Die kleinen Buchten am Mittelmeer. Der Bulli stand am Wasser, Papi ging schnorcheln, Mami kochte, ich habe meinem Bruder das Schwimmen beigebracht. Fernab vom Rummel, immer ganz individuell.  Wir haben uns letztes Jahr ein kleines Wohnmobil gemietet und sind nach Sardinien gereist. Da kam dieses schöne Gefühl von damals zurück, ich merkte wieder, dass  Neues erleben auch mit kleinem Gepäck geht.

Reise-Reporterin klingt nach einem der schönsten Berufe auf Erden. Wie wird man das?

Es war nicht geplant. Ich habe in Freiburg und Köln auf Lehramt studiert, gehörte  beim WDR  mit Bastian Pastewka und Rebecca Siemoneit-Barum zur  wilden „Lollo Rosso“-Truppe, habe als Reporterin Blut geleckt, machte erste Reportagen aus Mallorca und unseren Nachbarländern. Das Studium brach ich kurz vorm Ziel ab, als ich einen Ausflug nach München zu den Privaten machte – erst Pro7, dann Deutsches Sportfernsehen.

Das ging gut, bis DSF Ihre Sendung mangels Quote rauswarf ...

... was sehr einschneidend für mich war. Ich hatte mich dran gewöhnt, überall vorn dabei, gern gesehen und gemocht zu sein – dann diese Zwangspause. Im Nachhinein war sie gut für mich. Sie hat mich geerdet, mir gezeigt, dass das Leben auch anders verlaufen kann, als man es sich wünscht. Und sie hat meine Widerstandskraft geweckt. Ich verzweifelte nicht, habe mich weiterbewegt. Wenn man das macht, bewegen sich Dinge. Dann kam der WDR, der die Reisesendung „Wunderschön“ neu starten wollte – und ich war da.

Seitdem haben Sie den Fernseh-Zuschauern unzählige schöne Ecken nahegebracht. Ihre schönste Erinnerung?

Das ist schwer, nur  eine rauszupicken. Es gab viele, die mit persönlichen Glücksmomenten verbunden waren – das lag entweder  an tollen Menschen, denen ich begegnete,  oder an  großen Naturmomenten, bei denen ich mich ganz klein vor der großen Schöpfung fühle. Trotzdem ragt eine Herzensreise raus: eine Wanderung über die Alpen von Oberstdorf nach Meran.

Was war daran so schön?

Jeder Tag brachte neue Herausforderungen, tolle Glücksmomente – z. B., wenn ich nach steilem Anstieg an einem kleinen  Herrgottswinkel mein Butterbrot auspackte und übers friedliche Tal blickte. So schön. Als wir nach neun Tagen am Ziel waren, bin ich aus der Moderatoren-Rolle ins Ich gerutscht und in Tränen ausgebrochen.

Glücksmomente, bei denen Ihre Lieben fehlen.

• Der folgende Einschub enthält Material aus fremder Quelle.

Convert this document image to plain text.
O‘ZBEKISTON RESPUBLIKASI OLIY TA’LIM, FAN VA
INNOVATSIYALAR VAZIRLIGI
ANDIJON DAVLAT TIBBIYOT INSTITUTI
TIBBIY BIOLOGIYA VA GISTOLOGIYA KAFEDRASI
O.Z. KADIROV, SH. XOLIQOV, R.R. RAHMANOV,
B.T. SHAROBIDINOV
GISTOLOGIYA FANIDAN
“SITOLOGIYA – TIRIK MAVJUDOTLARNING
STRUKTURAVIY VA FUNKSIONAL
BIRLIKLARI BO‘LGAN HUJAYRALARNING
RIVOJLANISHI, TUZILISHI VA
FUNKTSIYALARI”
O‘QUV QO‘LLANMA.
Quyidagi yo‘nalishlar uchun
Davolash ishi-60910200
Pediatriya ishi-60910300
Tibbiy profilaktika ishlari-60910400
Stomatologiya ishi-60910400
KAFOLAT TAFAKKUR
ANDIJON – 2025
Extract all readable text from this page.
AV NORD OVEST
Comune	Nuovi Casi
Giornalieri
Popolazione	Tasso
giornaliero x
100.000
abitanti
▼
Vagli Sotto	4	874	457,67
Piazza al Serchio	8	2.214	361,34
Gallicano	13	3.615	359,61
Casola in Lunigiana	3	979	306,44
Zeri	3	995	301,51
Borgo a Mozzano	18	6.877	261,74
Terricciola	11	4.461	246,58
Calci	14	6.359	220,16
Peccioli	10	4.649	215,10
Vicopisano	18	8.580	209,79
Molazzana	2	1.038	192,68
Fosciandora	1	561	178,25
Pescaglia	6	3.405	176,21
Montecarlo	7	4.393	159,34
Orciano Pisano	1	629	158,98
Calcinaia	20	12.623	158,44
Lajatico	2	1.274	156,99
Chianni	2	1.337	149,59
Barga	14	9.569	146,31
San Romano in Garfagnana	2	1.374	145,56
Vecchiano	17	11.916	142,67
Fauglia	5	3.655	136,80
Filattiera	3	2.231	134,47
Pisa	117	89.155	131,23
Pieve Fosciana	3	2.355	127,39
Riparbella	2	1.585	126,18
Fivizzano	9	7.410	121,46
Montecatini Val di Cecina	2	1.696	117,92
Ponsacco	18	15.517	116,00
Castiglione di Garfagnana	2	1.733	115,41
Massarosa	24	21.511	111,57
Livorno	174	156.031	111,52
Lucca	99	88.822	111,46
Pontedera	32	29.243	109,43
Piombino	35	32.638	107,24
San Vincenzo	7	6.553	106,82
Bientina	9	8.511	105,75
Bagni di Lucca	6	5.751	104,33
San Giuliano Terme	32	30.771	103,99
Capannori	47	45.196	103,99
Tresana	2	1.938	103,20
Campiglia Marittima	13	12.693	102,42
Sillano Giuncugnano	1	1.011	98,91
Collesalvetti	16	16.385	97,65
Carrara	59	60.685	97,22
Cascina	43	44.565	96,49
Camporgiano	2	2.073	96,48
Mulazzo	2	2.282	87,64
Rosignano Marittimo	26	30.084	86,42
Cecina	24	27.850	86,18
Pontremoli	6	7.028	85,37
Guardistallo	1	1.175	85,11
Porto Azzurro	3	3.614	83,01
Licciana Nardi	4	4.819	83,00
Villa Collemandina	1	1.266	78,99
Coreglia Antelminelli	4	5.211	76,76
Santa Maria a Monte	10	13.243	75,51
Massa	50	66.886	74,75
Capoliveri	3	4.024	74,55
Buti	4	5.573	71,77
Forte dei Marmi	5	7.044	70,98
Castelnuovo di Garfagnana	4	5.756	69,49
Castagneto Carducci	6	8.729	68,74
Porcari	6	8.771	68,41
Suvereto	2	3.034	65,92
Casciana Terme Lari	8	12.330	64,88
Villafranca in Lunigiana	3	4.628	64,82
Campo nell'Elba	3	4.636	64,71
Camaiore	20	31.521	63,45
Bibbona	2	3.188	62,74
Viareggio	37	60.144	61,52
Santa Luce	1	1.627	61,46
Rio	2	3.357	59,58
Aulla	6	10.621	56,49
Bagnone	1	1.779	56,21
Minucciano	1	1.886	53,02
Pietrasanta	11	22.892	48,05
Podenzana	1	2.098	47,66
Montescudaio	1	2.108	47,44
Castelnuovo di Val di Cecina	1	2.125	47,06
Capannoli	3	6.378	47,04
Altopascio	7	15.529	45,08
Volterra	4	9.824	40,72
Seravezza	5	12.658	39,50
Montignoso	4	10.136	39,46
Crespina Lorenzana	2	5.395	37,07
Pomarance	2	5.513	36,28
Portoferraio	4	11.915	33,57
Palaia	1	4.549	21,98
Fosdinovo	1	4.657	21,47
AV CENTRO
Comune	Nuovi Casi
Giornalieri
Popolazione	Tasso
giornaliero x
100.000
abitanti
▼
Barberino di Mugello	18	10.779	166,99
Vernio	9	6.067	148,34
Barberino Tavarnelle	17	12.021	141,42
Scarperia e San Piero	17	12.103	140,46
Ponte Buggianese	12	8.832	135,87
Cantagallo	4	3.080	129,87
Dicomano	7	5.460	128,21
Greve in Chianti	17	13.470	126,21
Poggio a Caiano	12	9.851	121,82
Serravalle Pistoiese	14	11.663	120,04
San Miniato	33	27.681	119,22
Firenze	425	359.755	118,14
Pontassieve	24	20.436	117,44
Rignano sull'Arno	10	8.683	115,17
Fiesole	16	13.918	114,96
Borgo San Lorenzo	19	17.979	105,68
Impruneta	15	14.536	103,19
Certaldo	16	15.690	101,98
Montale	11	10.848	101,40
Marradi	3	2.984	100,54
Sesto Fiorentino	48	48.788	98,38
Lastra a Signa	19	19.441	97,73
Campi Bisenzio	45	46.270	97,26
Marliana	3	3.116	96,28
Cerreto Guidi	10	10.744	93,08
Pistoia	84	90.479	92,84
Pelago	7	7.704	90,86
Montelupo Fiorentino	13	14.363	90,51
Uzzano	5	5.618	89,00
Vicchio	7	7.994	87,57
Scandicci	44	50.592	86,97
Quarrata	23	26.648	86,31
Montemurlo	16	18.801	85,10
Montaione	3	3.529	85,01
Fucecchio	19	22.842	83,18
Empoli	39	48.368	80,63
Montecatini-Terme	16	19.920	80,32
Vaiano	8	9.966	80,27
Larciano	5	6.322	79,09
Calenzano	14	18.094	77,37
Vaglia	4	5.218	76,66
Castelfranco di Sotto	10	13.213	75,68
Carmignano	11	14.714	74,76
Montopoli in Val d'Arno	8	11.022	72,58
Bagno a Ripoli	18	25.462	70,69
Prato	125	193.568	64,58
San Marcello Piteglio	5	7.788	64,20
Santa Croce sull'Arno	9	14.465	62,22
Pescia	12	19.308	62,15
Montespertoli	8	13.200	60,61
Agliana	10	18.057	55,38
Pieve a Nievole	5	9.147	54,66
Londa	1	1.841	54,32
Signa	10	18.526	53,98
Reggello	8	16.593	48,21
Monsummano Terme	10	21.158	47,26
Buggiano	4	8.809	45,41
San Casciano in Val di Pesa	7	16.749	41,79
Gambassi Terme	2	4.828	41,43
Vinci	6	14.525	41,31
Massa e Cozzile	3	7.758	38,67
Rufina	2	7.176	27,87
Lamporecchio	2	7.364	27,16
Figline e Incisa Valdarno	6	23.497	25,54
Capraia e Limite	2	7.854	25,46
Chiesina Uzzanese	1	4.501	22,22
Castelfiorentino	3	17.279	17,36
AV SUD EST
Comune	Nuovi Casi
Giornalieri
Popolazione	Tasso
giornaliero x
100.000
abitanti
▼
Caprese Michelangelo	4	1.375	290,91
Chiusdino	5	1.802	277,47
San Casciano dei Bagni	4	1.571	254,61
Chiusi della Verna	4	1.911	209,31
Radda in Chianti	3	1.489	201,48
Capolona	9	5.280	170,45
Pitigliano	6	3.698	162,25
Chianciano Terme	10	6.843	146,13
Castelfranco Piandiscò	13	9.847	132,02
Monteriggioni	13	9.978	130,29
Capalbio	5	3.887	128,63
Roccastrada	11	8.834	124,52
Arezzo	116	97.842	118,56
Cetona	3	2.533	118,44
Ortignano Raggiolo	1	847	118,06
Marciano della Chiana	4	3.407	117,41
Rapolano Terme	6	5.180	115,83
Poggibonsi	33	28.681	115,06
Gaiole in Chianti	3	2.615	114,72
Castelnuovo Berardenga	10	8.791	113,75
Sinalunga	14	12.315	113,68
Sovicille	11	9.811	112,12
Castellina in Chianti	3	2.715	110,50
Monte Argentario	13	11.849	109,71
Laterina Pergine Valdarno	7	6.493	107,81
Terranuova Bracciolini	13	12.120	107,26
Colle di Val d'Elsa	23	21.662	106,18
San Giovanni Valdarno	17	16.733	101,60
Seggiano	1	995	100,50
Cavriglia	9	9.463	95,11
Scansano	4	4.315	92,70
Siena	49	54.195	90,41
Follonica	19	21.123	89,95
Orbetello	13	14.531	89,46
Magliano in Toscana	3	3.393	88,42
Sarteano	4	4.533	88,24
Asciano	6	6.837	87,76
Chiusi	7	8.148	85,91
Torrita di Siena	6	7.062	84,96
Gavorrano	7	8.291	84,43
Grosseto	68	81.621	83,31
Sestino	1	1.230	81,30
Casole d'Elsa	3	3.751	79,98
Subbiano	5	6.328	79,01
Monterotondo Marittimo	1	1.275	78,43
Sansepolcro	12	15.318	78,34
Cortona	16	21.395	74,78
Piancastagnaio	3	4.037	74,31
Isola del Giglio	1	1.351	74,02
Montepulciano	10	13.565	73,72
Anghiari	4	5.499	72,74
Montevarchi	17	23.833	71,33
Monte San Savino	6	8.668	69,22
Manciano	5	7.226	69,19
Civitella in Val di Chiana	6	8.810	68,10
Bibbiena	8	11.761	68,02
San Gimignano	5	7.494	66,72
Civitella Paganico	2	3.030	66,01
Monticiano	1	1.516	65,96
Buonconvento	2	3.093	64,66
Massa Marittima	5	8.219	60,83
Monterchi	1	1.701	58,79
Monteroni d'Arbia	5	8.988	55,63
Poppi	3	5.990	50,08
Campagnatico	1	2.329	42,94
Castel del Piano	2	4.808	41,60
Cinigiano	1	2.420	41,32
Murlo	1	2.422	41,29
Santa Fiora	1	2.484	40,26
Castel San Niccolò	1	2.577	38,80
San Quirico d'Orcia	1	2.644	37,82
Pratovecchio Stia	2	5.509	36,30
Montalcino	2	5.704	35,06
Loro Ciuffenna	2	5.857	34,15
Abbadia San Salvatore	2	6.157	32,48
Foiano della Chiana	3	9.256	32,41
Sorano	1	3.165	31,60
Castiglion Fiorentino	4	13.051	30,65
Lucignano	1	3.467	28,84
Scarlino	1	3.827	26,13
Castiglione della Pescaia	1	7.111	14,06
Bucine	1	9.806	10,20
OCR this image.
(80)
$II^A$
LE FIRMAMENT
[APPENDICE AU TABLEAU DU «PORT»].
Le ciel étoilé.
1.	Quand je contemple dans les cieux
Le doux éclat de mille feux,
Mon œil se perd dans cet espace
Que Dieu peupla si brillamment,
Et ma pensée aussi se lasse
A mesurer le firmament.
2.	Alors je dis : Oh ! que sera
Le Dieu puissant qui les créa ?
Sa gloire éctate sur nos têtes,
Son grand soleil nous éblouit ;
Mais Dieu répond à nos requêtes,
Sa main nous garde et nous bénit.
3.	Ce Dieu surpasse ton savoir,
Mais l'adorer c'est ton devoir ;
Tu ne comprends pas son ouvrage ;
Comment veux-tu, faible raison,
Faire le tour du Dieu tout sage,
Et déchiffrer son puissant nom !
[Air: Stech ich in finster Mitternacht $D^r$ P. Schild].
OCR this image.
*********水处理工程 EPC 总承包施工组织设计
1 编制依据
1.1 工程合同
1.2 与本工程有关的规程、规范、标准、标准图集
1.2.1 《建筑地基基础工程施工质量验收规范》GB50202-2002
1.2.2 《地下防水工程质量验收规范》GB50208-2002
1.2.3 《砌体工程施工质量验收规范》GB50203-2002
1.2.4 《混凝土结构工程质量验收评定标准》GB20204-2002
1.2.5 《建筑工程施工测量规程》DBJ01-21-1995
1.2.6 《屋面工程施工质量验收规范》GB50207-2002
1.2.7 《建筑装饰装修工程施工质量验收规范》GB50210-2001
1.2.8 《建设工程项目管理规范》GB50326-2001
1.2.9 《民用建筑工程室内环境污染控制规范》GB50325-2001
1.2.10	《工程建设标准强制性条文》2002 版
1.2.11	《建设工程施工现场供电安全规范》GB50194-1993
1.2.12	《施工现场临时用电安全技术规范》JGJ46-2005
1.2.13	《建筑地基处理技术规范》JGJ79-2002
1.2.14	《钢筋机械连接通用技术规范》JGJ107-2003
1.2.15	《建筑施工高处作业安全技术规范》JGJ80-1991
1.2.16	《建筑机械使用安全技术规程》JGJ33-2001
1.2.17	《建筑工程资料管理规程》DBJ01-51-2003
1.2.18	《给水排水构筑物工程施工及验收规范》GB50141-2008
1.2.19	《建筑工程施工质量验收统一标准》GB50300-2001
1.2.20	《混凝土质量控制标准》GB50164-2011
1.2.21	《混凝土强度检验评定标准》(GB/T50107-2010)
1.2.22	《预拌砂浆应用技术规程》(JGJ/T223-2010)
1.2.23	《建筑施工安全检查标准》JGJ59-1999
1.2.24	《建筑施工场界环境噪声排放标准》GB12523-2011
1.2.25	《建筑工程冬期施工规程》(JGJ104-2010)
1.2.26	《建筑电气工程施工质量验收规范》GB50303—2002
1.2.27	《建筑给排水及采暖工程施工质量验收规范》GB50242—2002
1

Wie hält die Familie das aus?

Zum Glück habe ich einen Mann, der mir das aus tiefstem Herzen gönnt und die Fernsehwelt kennt. Er weiß, dass das Glück im Job der Familie kein  Glück wegnimmt. Das tut gut. Wenn man eine gute Basis, ein stabiles Zuhause hat, kann man unbeschwert in die Welt ziehen und diese entdecken. 

Müssen Sie aufgrund des Jobs auf Privates verzichten?

Manchmal schon. Ich würde gern  in einem Chor mitsingen oder wieder in ein Orchester gehen, ich spiele ja Geige. Beides ist unglaublich schön, doch jede Woche was machen, geht bei meiner Lebenssituation nicht.